Barnaby Joyce tried to bounce back to the top echelon of Australia politics this week – forcing yet another leadership challenge for a party in government, although unlike the prime ministerial churn for which Australia has become notorious over the past decade, Joyce is from the Nationals, the junior party in the ruling coalition, and he was seeking to return as deputy prime minister.

Readers overseas who even know the name Barnaby Joyce might better recognise him from the celebrity pages, rather than the day-to-day coverage of local politics. Australia’s parliament has long featured a self-styled loud man of the bush where the Nationals enjoy a rural base, with a big hat, big opinions, and regularly as not, a big influence. In 2015, as leader of the Nationals and in the job as deputy prime minister as well as agriculture minister, Joyce had an infamous run-in with Hollywood stars Johnny Depp and Amber Heard, threatening to euthanize the then-couple’s dogs, Pistol and Boo, for slipping past quarantine checks after flying to Australia on a private jet. It’d be hard to script a better tabloid saga.

Still, there is plenty of material. Joyce later hit the local headlines with his own troubles. He ran afoul of the constitutional crisis of who could or couldn’t sit in parliament – it turned out Joyce was a Kiwi citizen by birthright, and therefore ineligible for federal office. He won back his seat in 2017, only to then lose the Nationals leadership and deputy PM’s job months later over a relationship with a staff member and allegations of favouritism, an episode that would see ministerial guidelines for conduct changed and introduce the term “bonk ban” to the political lexicon. Australians do love the vernacular.

Joyce’s comeback might have been quashed for now, but his leadership challenge is a clear reminder of the still friable character of Australian politics.

It was more recent trouble with ministerial guidelines that offered Joyce a chance for a comeback. Nationals senator Bridget McKenzie was eventually pressed to quit her cabinet job on Sunday following weeks of scandal over the allocation of $100 million in community sports grants in the lead-up to the last election, when she was sports minister and the most generous grants found their way to Coalition-targeted seats. Prime Minister Scott Morrison’s handling of the fallout had been called into question, along with a focus on the involvment of his own office in the grants allocation. So with McKenzie gone from the deputy job in the Nationals, Joyce saw a chance to go one better and reclaim the leadership.  

His comeback might have been quashed for now, but his leadership challenge is a clear reminder of the still friable character of Australian politics. The Greens party had its own surprise leadership turnover this week, although by comparison appeared far more sedate. True, the Nationals, unlike the Liberal party ­– the largest party in the Coalition ­– and the Labor opposition, have not changed their governing rules to better protect the leader from the kind of internal putsch that saw Kevin Rudd, Julia Gillard, Tony Abbott, and then Malcolm Turnbull undone.
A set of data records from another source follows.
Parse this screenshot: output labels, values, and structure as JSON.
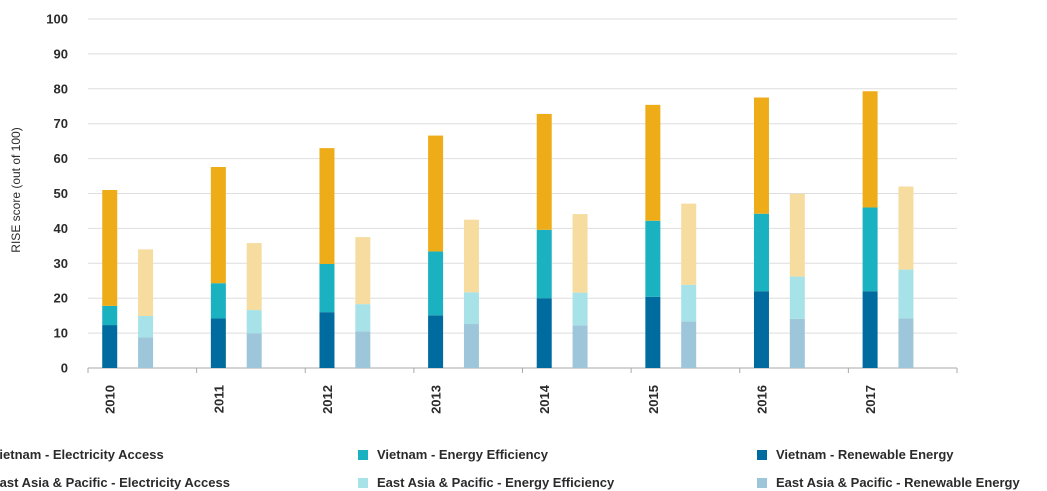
{
  "chart_data": {
    "type": "bar",
    "stacked": true,
    "ylabel": "RISE score (out of 100)",
    "ylim": [
      0,
      100
    ],
    "yticks": [
      0,
      10,
      20,
      30,
      40,
      50,
      60,
      70,
      80,
      90,
      100
    ],
    "grid": true,
    "legend_position": "bottom",
    "categories": [
      "2010",
      "2011",
      "2012",
      "2013",
      "2014",
      "2015",
      "2016",
      "2017"
    ],
    "groups": [
      {
        "name": "Vietnam",
        "segments": [
          {
            "series": "Vietnam - Renewable Energy",
            "color": "#006b9e",
            "values": [
              12.3,
              14.2,
              16.0,
              15.1,
              20.0,
              20.4,
              22.0,
              22.0
            ]
          },
          {
            "series": "Vietnam -  Energy Efficiency",
            "color": "#1ab1c1",
            "values": [
              5.5,
              10.1,
              13.8,
              18.3,
              19.6,
              21.8,
              22.2,
              24.0
            ]
          },
          {
            "series": "Vietnam - Electricity Access",
            "color": "#efac19",
            "values": [
              33.2,
              33.3,
              33.2,
              33.2,
              33.2,
              33.2,
              33.3,
              33.3
            ]
          }
        ]
      },
      {
        "name": "East Asia & Pacific",
        "segments": [
          {
            "series": "East Asia & Pacific - Renewable Energy",
            "color": "#9ec6da",
            "values": [
              8.8,
              9.9,
              10.5,
              12.6,
              12.2,
              13.3,
              14.1,
              14.2
            ]
          },
          {
            "series": "East Asia & Pacific - Energy Efficiency",
            "color": "#a6e2e7",
            "values": [
              6.1,
              6.7,
              7.8,
              9.1,
              9.4,
              10.5,
              12.1,
              14.0
            ]
          },
          {
            "series": "East Asia & Pacific - Electricity Access",
            "color": "#f6dd9f",
            "values": [
              19.1,
              19.2,
              19.2,
              20.8,
              22.5,
              23.3,
              23.7,
              23.8
            ]
          }
        ]
      }
    ],
    "legend": [
      {
        "label": "Vietnam - Electricity Access",
        "color": "#efac19"
      },
      {
        "label": "Vietnam -  Energy Efficiency",
        "color": "#1ab1c1"
      },
      {
        "label": "Vietnam - Renewable Energy",
        "color": "#006b9e"
      },
      {
        "label": "East Asia & Pacific - Electricity Access",
        "color": "#f6dd9f"
      },
      {
        "label": "East Asia & Pacific - Energy Efficiency",
        "color": "#a6e2e7"
      },
      {
        "label": "East Asia & Pacific - Renewable Energy",
        "color": "#9ec6da"
      }
    ]
  }
}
Yet Scott Morrison cannot afford to rest too comfortably.

Scott Morrison has faced a backlash over a perceived lack of leadership during Australia’s long bushfire season (Photo: US Department of Defense)
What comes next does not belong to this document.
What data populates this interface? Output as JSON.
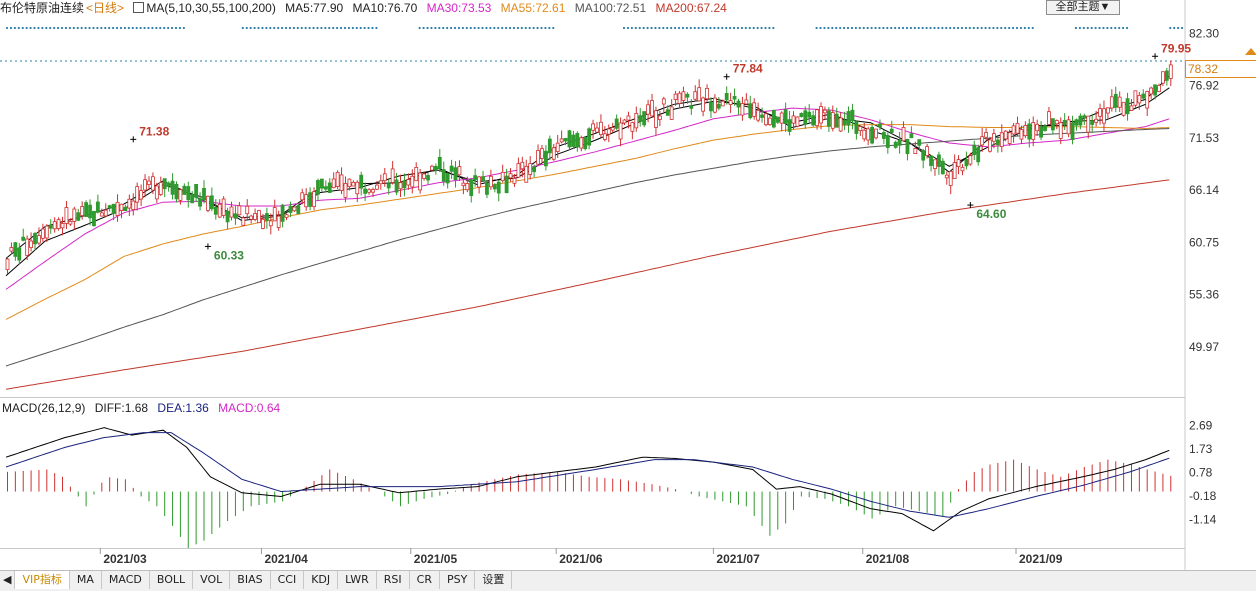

In an article published this week for the Council on Foreign Relations’ Asia Unbound blog, I’ve written on the cost to Morrison’s leadership after the scorching summer of Australian bushfires. The sharp fall in public perceptions of Morrison as the “can-do” man to be quickly derided as someone seen to pass the buck was made all the more remarkable amid the depth of global attention on the bushfire crisis, and the spoiler role Australia has been seen to play in international negotiations about climate change.

Joyce, who sparked his own summer controversy complaining in a Christmas eve social media video about the role of government while feeding the cows and ranting at the sky, clearly believes he still has plenty to offer. He perhaps came close enough to mount a later strike to become Nationals leader, if the reporting of the secret vote tally is to be believed, and he remains popular with a constituency of the electorate. After everything he’d been though, it all seemed so unlikely not so long ago. And should Joyce return, as veteran observers note, the challenge to Morrison in managing a coalition becomes all the sharper.

Morrison might be safe in the top job by the still new rules, but in politics, leadership never seems to be secure.